I insisted they get the scallops, but they wouldn’t listen to me. I was only a food critic… oh, forever. I only cook, always. Don’t listen to me. Order the cheese plate instead. There’s no accounting for taste. I have a love hate with "subjective."
Over dinner tonight, we all discussed premature ejacculation. Well, that’s what I called it. They were talking about commitment between men and women. Specifically, they were talking about investment opportunity. Some men shoot "above the rim." They believe they are doing really well for themselves. When they second guess her, a little voice chimes in, "yeah, but she’s HOT." The HOT is always allcaps because men are visual creatures. These men try to "capture the flag." They want to keep her, capture her, while they can, while she’s still interested. So they propose marriage. This happens all the time, actually. She feels a little trapped because how can she say, "no?" They have been dating long enough that it wouldn’t technically be frowned upon if she were to say yes… and saying "no" would end things right there… oooh, and right before the holidays?
I was the guy in my marriage. I wanted to capture what I mistakenly viewed as "above the rim." His wanting me made me feel valued and important. The blinders I wore weren’t mirrored; I saw only him–his mistakes and flaws lived in shadows. I was goal-oriented and believed I was entitled. I worked hard at everything in my life, so working hard at our relationship made me feel a sense of entitlement. I deserved marriage… and the sickest bit in it? I didn’t care if it was him. I wanted what I wanted. Men and women are not very different when we’re raised believing we can be anyone we want to be… including a wife or a husband.
Thank God I learned from that grave mistake. From it, I learned we can’t control people. There are absolutely no guarantees in life, aside from death–taxes are negotiable–and it’s not about what we deserve. It’s about a good fit with someone who makes your heart sing… even if they don’t eat scallops. Yum, more for me.
So well said.
I always felt that love is always different from everything else in life, and it's not something you work hard for the way you work hard for a degree or a job…since love isn't something you can control through efforts.
So once again, aptly put.
Beautiful. Maybe, though, some of us are incapable of finding The One, and are fated to wander around the desert, too timid to take on the Canaanites, and…I'm making no sense. But I'm happy every time you head out for the promised land, and I hope you're more capable than I of finding it.
It seems…SEEMS…that your divorce and his betrayal has really rattled you. I may be reading it wrong (I've been reading your entries now for quite a few months), but somehow, someway the themes seem to connect back to the divorce/betrayal.
I've looked upon such things in my life (divorce, betrayal, deaths of family or loved ones) as hurdles, some higher than others, which may or may not be conquered–depending on the "runner's" willingness.
I hope you've conquered, or are in the process of scaling yours.
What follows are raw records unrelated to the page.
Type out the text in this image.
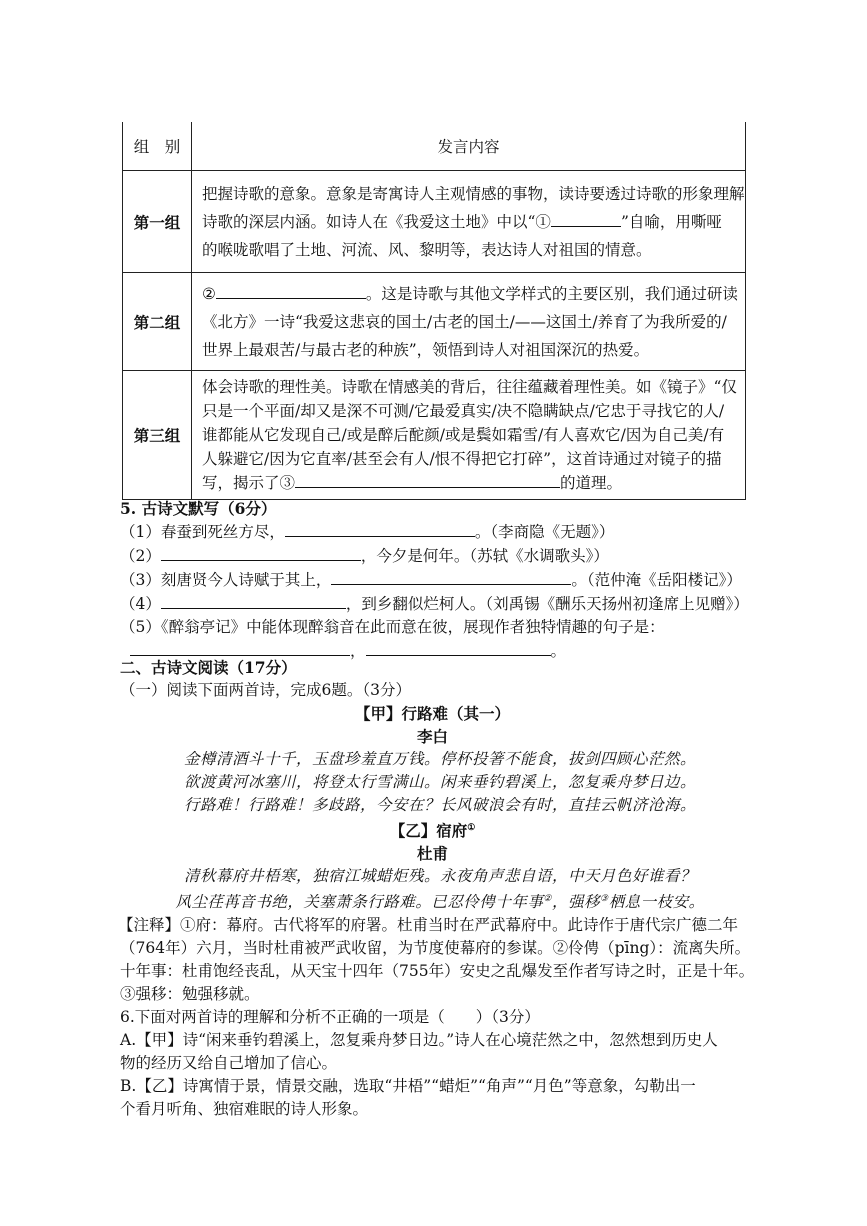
组　别	发言内容
第一组	把握诗歌的意象。意象是寄寓诗人主观情感的事物，读诗要透过诗歌的形象理解
诗歌的深层内涵。如诗人在《我爱这土地》中以“① ”自喻，用嘶哑
的喉咙歌唱了土地、河流、风、黎明等，表达诗人对祖国的情意。

第二组	② 。这是诗歌与其他文学样式的主要区别，我们通过研读
《北方》一诗“我爱这悲哀的国土/古老的国土/——这国土/养育了为我所爱的/
世界上最艰苦/与最古老的种族”，领悟到诗人对祖国深沉的热爱。

第三组	体会诗歌的理性美。诗歌在情感美的背后，往往蕴藏着理性美。如《镜子》“仅
只是一个平面/却又是深不可测/它最爱真实/决不隐瞒缺点/它忠于寻找它的人/
谁都能从它发现自己/或是醉后酡颜/或是鬓如霜雪/有人喜欢它/因为自己美/有
人躲避它/因为它直率/甚至会有人/恨不得把它打碎”，这首诗通过对镜子的描
写，揭示了③ 的道理。
5. 古诗文默写（6分）
（1）春蚕到死丝方尽，	。（李商隐《无题》）
（2）	，今夕是何年。（苏轼《水调歌头》）
（3）刻唐贤今人诗赋于其上，	。（范仲淹《岳阳楼记》）
（4）	，到乡翻似烂柯人。（刘禹锡《酬乐天扬州初逢席上见赠》）
（5）《醉翁亭记》中能体现醉翁音在此而意在彼，展现作者独特情趣的句子是：
，	。
二、古诗文阅读（17分）
（一）阅读下面两首诗，完成6题。（3分）
【甲】行路难（其一）
李白
金樽清酒斗十千，玉盘珍羞直万钱。停杯投箸不能食，拔剑四顾心茫然。
欲渡黄河冰塞川，将登太行雪满山。闲来垂钓碧溪上，忽复乘舟梦日边。
行路难！行路难！多歧路，今安在？长风破浪会有时，直挂云帆济沧海。
【乙】宿府①
杜甫
清秋幕府井梧寒，独宿江城蜡炬残。永夜角声悲自语，中天月色好谁看？
风尘荏苒音书绝，关塞萧条行路难。已忍伶俜十年事②，强移③栖息一枝安。
【注释】①府：幕府。古代将军的府署。杜甫当时在严武幕府中。此诗作于唐代宗广德二年
（764年）六月，当时杜甫被严武收留，为节度使幕府的参谋。②伶俜（pīng）：流离失所。
十年事：杜甫饱经丧乱，从天宝十四年（755年）安史之乱爆发至作者写诗之时，正是十年。
③强移：勉强移就。
6.下面对两首诗的理解和分析不正确的一项是（　　）（3分）
A.【甲】诗“闲来垂钓碧溪上，忽复乘舟梦日边。”诗人在心境茫然之中，忽然想到历史人
物的经历又给自己增加了信心。
B.【乙】诗寓情于景，情景交融，选取“井梧”“蜡炬”“角声”“月色”等意象，勾勒出一
个看月听角、独宿难眠的诗人形象。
Sometimes the familiar roads on which we love so much to travel, lead backwards and we find ourselves at the damn starting line over and over.
Also, to kind of expand on Nick Douglas' comment on possibly never finding The One…remember Sisyphus. In the absurdity of his endless feat (perhaps comparable to the journey for The One), he found meaning.
Death is relative to divorce and they are very similar. People always say the 'death and taxes' line, but when you are a divorcee, you feel something, someone, a part of you, has died. You feel empty, alone, hurt, sad, numb, confused, angry. Sometimes it's for the worse, most times it's for the better. Divorce doesn't necessarily make you happy (unless you have grown indifferent toward the other, which is far worse/deeper than hate), but it affords you the opportunity to BE HAPPY! I'm not saying that death of a loved one makes you happy later on of course but, take it from someone who knows it all first hand (death and divorce), if IT doesn't kill you, IT makes you stronger. Words to learn by, words to live by. More importantly however, one should LEARN from the past, and not LIVE in it.
Great post…..keep on!
I've seen my share, and felt my share, of betrayal. I've had relationships since my ex husband. None of those involved betrayal. It's not always about cheaters. I've been witness to many disappointments. That's what I'm afraid of. Disappointment. Keeping things in perspective helps prevent or at least retard disappointment.
"In the absurdity of his endless feat (perhaps comparable to the journey for The One), he found meaning."
Good point.
Yea, but…disappointment is part of life. It's as natural as life and death itself. It's inherent in critical-thinking creatures.
Perhaps disappointment is just the universe's attempt at balance. It's too easy for me to say this as a spectator as there are many events in my own life that I still don't view in this way.
Either way, your writing is as brilliant as always.